Canada is the only G7 country without a true ultra low-cost carrier (ULCC) and the model has been successful in Europe, Australia and the United States, said transportation analyst Chris Murray of AltaCorp Capital.
“I don’t think we’ve ever seen a true ULCC model in the Canadian marketplace before so I think we’re in somewhat uncharted territory,” he said.
“I think there’s also frankly some opportunities if they do it well to be successful with it.”
Murray estimates the Canadian ultra low-cost market can handle 10 million passengers per year, enough to support up to 50 aircraft. The service is particularly suited to leisure flights to Las Vegas, Arizona and Florida, he added.
Swoop says fares should be 30 to 40 per cent lower than a national carrier.
The key will be to keep costs down from lower labour costs, cramming 189 seats into Boeing 737-800s, and stimulating demand from people who don’t normally fly because of the high cost.
The arrival of new travel options has contributed to a 20 per cent cut in domestic summer airfares from 2016 and a seven per cent reduction in one year, said Steve Sintra, Canada country manager for the Kayak search engine.
“One of the biggest changes we’re seeing is the fact that with ultralow cost carriers, you’re seeing more options for Canadian travellers, whether that be new airports that airlines are travelling to or just the ability to choose what amenities they want to have included in their airfare.”
Swoop, however, has already had something of a bumpy takeoff.
WestJet’s launch of Swoop had been a source of labour strife between the company and pilots, who were on the brink of a strike last month before reaching an 11th-hour deal.

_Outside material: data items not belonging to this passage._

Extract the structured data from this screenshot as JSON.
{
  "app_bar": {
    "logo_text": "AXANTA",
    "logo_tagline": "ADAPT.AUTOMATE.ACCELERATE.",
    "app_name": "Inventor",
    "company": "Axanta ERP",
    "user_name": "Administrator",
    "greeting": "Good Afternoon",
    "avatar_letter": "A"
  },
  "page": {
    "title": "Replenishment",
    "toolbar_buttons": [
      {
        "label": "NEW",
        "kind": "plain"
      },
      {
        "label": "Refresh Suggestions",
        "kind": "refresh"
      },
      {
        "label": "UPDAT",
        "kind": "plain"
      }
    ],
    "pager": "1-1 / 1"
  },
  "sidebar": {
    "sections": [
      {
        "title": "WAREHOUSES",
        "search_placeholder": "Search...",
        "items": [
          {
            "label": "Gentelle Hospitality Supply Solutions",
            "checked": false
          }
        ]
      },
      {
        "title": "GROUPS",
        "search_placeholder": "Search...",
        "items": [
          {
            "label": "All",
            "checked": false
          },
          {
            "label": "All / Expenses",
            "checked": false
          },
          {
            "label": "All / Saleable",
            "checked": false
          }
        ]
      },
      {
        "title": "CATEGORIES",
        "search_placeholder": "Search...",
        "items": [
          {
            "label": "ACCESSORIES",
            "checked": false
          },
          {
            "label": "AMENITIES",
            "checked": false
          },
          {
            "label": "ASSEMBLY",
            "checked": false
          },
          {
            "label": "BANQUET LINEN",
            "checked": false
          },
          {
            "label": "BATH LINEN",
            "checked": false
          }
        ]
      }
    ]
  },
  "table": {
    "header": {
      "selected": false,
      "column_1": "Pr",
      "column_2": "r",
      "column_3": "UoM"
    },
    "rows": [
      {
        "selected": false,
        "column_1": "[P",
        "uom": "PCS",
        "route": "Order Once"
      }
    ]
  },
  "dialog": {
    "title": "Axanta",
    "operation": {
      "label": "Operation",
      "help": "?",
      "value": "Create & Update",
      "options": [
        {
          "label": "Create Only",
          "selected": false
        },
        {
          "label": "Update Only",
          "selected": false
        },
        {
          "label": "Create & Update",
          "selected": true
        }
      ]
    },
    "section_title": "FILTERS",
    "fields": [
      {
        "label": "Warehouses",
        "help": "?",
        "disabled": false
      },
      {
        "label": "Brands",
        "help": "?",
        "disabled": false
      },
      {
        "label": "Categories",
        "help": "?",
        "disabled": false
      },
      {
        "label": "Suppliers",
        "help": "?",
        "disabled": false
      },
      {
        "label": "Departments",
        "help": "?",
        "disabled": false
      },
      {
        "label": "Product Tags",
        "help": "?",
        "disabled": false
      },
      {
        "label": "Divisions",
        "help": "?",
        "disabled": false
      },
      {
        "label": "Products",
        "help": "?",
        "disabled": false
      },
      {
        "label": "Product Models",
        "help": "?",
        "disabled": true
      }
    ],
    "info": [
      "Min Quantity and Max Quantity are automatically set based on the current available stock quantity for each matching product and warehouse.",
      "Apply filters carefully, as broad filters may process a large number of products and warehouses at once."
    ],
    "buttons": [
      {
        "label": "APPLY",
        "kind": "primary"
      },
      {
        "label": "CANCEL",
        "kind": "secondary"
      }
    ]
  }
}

Earlier this year, the union won a Canada Industrial Relations Board challenge to the company’s proposed policy to offer pilots a two-year leave of absence if they go to fly for Swoop.
A federal arbitrator ruled earlier this month that WestJet’s unionized pilots will also fly Swoop, which means the airline can no longer outsource Swoop flying, a major disagreement in recent negotiations.
Swoop will recognize the union as the exclusive bargaining agent for all Swoop pilots, who will be on the airline’s one seniority list and fly aircraft at Swoop terms and conditions.
Initial one-way flights start at $49 tax included from Abbotsford to Winnipeg, $129 between Hamilton and Abbotsford and $99 between Hamilton and Halifax.
The fares don’t include a range of fees, including for carry-on luggage and checked bags starting at $26.25, seat selection starting at $5, and an additional $15 to contact the call centre if service can’t be carried out on the website.
No pets aside from guide dogs are allowed on board and any credits are only valid for 90 days. No loyalty points will be awarded.
Swoop is starting with two planes, with plans to roll out six by year-end and 10 in 2019.
Instead of flying from Toronto Pearson International, flights will fly out of Hamilton’s lower-cost airport. Other initial cities are Winnipeg, Edmonton, Halifax and Abbotsford.
Additional destinations will be added, including international flights likely by the end of 2018, Greenway said. Flair plans to fly to Orlando and Palm Springs, Calif., next winter.
While there is a real concern that passengers could feel being “nickled and dimed” by a series of ancillary fees, experience in Europe over the past 20 years suggests passengers ultimately focus on the fares, said Greenway.
“It is an education process and I think people will adapt over time.”